Sans pathos, mais sans gommer la violence qui parfois l'accompagne (sans omettre celle de la société qui prône la résilience à grands cris, comme le rappelle Emilie Guillaumin dans "La fabrique des fous"), chaque texte nous dépeint de l'intérieur ou de l'extérieur, via des proches, les addictions, la bipolarité , la dépression, bref les formes variées de ce qu'on appelle familièrement "folie".
Un mot honni par la mère de la nouvelle de Violaine Huisman "La vieille folle" mais célébré par la fille de celle-ci "parce qu’il recèle l'amour insensé que j'ai voué à maman".
D'amour, il en est beaucoup question dans ces textes. Amour entre un frère et une sœur dans la nouvelle d'Olivier Adam "De passage", nouvelle aux personnages plus vrais que nature où le mari de la sœur ne peut supporter le comportement de ce beau-frère instable à qui on pardonne tout et qui révèle de manière brutale les dysfonctionnements d'une famille.

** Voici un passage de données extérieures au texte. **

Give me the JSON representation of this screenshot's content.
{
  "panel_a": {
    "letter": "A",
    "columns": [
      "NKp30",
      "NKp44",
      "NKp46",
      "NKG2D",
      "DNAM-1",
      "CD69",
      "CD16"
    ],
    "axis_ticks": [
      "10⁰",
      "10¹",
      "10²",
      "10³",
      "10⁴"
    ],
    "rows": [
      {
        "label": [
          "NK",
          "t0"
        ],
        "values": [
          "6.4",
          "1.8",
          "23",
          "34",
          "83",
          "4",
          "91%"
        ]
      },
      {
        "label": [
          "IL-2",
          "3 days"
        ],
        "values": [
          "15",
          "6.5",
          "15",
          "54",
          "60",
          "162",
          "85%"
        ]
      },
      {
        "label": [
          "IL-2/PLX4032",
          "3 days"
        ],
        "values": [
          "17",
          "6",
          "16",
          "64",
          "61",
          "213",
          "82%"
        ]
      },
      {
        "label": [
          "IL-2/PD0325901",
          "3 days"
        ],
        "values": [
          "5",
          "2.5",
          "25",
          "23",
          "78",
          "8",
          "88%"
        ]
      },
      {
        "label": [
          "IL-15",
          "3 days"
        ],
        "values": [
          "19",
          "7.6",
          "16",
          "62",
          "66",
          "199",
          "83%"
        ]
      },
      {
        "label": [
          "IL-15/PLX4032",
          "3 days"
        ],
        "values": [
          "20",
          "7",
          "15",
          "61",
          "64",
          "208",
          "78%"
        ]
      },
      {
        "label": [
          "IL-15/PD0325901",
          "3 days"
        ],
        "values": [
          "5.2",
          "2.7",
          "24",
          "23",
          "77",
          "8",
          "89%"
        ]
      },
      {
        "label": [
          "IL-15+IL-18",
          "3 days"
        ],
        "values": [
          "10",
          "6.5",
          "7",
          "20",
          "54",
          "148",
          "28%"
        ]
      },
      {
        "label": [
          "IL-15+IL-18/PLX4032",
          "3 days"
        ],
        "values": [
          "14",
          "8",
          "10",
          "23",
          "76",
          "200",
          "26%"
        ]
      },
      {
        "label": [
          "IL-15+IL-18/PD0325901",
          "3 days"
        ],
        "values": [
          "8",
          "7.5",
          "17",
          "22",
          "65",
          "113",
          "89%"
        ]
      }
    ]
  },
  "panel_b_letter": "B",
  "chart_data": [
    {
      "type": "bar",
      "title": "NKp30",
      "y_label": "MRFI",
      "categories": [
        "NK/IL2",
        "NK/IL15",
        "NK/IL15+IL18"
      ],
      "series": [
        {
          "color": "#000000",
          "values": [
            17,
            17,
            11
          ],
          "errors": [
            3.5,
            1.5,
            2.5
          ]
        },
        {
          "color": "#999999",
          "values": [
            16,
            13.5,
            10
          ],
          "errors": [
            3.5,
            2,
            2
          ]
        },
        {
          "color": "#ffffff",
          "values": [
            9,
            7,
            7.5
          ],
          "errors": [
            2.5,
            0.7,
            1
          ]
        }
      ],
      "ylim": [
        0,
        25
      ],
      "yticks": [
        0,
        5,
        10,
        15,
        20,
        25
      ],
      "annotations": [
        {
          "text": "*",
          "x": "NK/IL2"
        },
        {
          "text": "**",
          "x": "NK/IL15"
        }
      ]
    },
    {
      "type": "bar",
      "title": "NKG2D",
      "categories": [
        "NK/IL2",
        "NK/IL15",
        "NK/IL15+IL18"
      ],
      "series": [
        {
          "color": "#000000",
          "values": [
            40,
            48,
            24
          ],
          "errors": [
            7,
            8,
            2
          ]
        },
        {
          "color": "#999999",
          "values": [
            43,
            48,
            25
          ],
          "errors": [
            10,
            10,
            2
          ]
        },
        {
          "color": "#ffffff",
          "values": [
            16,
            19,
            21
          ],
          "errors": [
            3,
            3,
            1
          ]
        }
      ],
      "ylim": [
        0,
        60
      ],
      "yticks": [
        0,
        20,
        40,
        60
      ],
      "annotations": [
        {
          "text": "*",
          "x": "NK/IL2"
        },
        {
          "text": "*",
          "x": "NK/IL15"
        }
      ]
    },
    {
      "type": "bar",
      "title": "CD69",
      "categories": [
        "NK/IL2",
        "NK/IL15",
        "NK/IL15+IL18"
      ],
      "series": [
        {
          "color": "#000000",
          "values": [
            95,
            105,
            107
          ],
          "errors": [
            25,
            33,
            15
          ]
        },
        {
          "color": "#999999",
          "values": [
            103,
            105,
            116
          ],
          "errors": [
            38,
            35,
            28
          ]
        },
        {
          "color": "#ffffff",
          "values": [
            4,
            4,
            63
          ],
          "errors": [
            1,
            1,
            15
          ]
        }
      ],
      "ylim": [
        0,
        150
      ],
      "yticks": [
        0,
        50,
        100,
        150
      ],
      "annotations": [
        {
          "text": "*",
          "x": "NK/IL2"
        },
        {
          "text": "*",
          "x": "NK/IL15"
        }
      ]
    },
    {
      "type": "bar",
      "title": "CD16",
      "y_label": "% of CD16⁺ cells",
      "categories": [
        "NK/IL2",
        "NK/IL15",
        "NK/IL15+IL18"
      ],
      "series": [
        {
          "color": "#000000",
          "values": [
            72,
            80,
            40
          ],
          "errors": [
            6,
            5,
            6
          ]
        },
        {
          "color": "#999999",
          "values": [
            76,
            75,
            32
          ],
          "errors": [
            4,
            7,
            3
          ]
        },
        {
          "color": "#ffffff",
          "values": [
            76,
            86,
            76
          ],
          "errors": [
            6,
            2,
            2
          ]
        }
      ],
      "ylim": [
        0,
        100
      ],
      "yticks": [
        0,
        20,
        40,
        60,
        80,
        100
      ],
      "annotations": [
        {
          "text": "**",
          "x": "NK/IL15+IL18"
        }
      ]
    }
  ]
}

Amour inquiet d'un père pour sa fille adolescente dont le corps est celui d'une femme et l'esprit celui d'une enfant, un père qui craint les prédateurs sexuels. Et dans cette nouvelle,"la flèche noire" Emmanuelle Bayamack-Tam est à son meilleur, peignant avec subtilité tous les sentiments contradictoires qui peuvent animer les parents de cette adolescente.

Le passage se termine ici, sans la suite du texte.